L’accompagnement par les pairs

L’accompagnement par les pairs

L’ accompagnement par les pairs semble aujourd’hui connaître un tournant politique. Par Eve Gardien, Maitre de Conférence en Sociologie, Université Rennes 2, ESO (UMR 6590).

L’organisation d’une solidarité par et pour les pairs a probablement toujours existé. Cette entraide entre personnes handicapées ayant vécu ou vivant encore des situations et des épreuves similaires, a évolué dans ses formes et ses pratiques au gré des époques, des territoires et des cultures, en fonction des expériences traversées. Aujourd’hui existe une pluralité de figures et d’appellations dans l’ accompagnement par les pairs-aidants, pairémulateur, médiateur santé pair, travailleur pair, facilitateur pair, etc.

Plusieurs éléments fondent l’unité de cet ensemble de pratiques. Tout d’abord, l’entraide entre pairs repose sur un constat : l’action d’un seul ne suffit pas toujours à dépasser une situation difficile ou à résoudre un problème récurrent. C’est pourquoi l’aide d’autrui est nécessaire, plus encore celle du pair ayant de l’expérience.

Deuxièmement, l’ accompagnement par les pairs est tout autant utile à autrui qu’à soi-même. C’est pourquoi De Jongh (1954) souligne que le self-help est à la fois aide pour soi et aide pour autrui. Cette solidarité réciproque correspond aux deux facettes d’une même dynamique : un individu ayant besoin du soutien d’autrui pour se venir en aide, la réciproque étant vraie pour ses pairs.

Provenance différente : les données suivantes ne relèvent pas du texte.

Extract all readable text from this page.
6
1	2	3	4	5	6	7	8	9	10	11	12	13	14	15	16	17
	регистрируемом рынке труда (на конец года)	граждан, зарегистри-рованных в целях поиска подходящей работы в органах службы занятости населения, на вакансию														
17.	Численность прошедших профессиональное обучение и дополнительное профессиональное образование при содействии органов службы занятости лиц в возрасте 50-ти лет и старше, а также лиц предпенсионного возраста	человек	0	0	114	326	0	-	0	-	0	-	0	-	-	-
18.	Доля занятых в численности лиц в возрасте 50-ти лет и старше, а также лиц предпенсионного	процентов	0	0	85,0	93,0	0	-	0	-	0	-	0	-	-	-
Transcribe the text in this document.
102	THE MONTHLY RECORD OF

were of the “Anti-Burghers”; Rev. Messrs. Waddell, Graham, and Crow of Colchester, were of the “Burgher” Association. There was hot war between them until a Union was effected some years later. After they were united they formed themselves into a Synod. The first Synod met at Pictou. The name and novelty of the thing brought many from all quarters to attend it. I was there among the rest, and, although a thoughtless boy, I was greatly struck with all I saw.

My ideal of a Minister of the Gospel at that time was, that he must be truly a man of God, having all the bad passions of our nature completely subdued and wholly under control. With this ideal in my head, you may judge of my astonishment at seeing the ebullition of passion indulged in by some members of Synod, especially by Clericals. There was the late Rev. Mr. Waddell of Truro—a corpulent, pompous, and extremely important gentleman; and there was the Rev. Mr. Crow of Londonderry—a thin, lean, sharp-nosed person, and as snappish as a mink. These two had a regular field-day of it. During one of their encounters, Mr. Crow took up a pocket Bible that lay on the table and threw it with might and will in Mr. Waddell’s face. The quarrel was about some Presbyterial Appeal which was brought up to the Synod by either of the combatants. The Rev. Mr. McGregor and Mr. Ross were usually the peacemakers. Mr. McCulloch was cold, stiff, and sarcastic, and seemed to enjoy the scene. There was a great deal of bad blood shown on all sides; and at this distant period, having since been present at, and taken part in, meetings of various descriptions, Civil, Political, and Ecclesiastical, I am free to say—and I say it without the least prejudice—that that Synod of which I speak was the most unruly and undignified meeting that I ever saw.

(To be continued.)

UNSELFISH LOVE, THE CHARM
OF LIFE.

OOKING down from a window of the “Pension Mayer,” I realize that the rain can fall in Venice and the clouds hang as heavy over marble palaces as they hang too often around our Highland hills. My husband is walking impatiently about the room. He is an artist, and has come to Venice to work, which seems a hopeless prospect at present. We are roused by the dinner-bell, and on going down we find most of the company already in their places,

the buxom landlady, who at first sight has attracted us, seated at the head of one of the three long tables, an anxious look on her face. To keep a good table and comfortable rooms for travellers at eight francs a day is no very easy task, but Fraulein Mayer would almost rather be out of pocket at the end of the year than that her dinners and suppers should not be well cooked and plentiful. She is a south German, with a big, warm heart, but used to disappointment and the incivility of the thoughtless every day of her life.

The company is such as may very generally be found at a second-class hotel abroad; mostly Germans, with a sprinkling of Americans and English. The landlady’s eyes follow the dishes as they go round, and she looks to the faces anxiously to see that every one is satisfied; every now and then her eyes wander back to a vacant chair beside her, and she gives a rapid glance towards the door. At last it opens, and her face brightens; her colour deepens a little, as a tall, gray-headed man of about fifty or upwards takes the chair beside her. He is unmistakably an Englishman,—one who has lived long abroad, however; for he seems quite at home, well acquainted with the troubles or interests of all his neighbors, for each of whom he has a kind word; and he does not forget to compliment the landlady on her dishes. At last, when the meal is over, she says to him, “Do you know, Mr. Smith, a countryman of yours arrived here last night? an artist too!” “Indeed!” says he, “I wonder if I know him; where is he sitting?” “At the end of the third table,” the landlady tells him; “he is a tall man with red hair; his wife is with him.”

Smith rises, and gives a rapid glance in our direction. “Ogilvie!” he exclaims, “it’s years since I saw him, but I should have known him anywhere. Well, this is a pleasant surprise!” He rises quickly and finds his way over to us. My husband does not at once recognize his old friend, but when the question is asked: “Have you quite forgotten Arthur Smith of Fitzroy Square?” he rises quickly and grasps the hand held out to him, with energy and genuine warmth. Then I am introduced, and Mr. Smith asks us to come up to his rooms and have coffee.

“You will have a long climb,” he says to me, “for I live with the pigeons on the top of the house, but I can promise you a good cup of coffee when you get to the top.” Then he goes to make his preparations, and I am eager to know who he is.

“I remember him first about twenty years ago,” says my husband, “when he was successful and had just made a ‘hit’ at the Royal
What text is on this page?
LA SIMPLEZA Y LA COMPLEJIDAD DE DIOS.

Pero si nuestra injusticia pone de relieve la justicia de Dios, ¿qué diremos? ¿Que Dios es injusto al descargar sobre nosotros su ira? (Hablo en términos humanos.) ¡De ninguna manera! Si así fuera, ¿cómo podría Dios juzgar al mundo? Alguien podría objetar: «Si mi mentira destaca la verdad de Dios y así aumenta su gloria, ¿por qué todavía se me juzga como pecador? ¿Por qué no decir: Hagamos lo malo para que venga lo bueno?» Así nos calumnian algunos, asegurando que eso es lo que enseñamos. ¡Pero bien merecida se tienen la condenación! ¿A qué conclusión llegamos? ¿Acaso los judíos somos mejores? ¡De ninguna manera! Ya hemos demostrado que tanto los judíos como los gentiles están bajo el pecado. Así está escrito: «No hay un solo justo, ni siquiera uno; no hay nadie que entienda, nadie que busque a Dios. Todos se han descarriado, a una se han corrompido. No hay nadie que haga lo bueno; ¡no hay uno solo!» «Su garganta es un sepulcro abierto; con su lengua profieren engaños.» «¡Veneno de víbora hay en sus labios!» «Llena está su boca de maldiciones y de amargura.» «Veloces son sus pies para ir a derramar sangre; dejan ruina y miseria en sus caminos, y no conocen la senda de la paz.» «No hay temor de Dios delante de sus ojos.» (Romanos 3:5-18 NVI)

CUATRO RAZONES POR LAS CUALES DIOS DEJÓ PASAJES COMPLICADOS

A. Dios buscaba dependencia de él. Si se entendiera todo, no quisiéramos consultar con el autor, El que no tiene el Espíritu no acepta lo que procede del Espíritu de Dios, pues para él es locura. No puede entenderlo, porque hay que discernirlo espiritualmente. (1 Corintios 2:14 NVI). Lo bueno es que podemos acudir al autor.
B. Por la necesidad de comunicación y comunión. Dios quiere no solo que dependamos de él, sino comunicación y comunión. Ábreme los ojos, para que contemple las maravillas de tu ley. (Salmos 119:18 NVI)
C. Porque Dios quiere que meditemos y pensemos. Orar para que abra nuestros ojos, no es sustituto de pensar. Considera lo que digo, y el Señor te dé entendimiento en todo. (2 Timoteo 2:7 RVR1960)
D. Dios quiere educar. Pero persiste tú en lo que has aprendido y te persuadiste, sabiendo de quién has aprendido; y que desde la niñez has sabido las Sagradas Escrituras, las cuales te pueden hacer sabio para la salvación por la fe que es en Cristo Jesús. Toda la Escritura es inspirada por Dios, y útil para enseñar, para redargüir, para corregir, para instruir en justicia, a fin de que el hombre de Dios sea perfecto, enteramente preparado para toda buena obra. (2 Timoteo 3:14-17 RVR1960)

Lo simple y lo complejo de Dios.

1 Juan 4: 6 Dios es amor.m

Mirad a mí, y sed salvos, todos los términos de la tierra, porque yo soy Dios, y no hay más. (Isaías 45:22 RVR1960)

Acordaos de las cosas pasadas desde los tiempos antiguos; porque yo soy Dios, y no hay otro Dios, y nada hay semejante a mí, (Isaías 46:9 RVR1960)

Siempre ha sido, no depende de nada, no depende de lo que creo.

Enfin, ils partagent des ressources, des repères et des savoirs qu’ils ont appris ou construits sur la base de leur expérience du handicap, de la maladie chronique ou des troubles de la santé mentale. Cette mise en commun peut se révéler d’une grande richesse.

L’entraide est au cœur de la vie ordinaire. Elle fait partie de ces liens sociaux qui fondent et perpétuent les collectifs et les sociétés : famille, voisinage, amitiés et citoyenneté, autant de formes de liens sociaux nous permettant de vivre ensemble. Mais l’accompagnement et le soutien entre pairs, s’ils sont également une forme de solidarité, ne peuvent être confondus avec celle spontanée qui peut exister entre proches. Pourquoi ? Parce que cette entraide est fondée sur la reconnaissance subjective d’un autre vivant une épreuve semblable à celle que l’on vit ou que l’on a traversé. Peu importe que cet autre soit un proche ou non, qu’il soit préalablement connu ou pas. Seul le fait de vivre ou d’avoir vécu des situations semblables importe.

Les réseaux et les collectifs organisant l’entraide entre pairs au regard d’expériences de vie sont d’une grande variété. Parmi les pionniers du genre se trouvent les alcooliques anonymes et les narcotiques anonymes. Plus récemment se sont développés les Groupes d’Entraide Mutuelle (GEM). Moins connus mais au moins aussi intéressants, les groupes d’entendeurs de voix œuvrent en France depuis 2012. À ces groupes de soutien entre pairs, il faut ajouter les relations interpersonnelles d’accompagnement entre pairs. Cette autre forme de solidarité entre pairs s’organise selon une modalité davantage duelle, en face-à-face, par téléphone ou sur Internet. Les épreuves ou les situations qui réunissent les uns et les autres en une collection de pairs représente un large champ : l’hypersensibilité, l’addiction aux jeux, les abus sexuels, le célibat non choisi, les violences domestiques, les difficultés scolaires, la dépression post-partum, le cancer, l’infertilité, etc., etc. Les expériences liées au handicap, aux maladies chroniques ou aux troubles de la santé mentale ne sont pas seules concernées.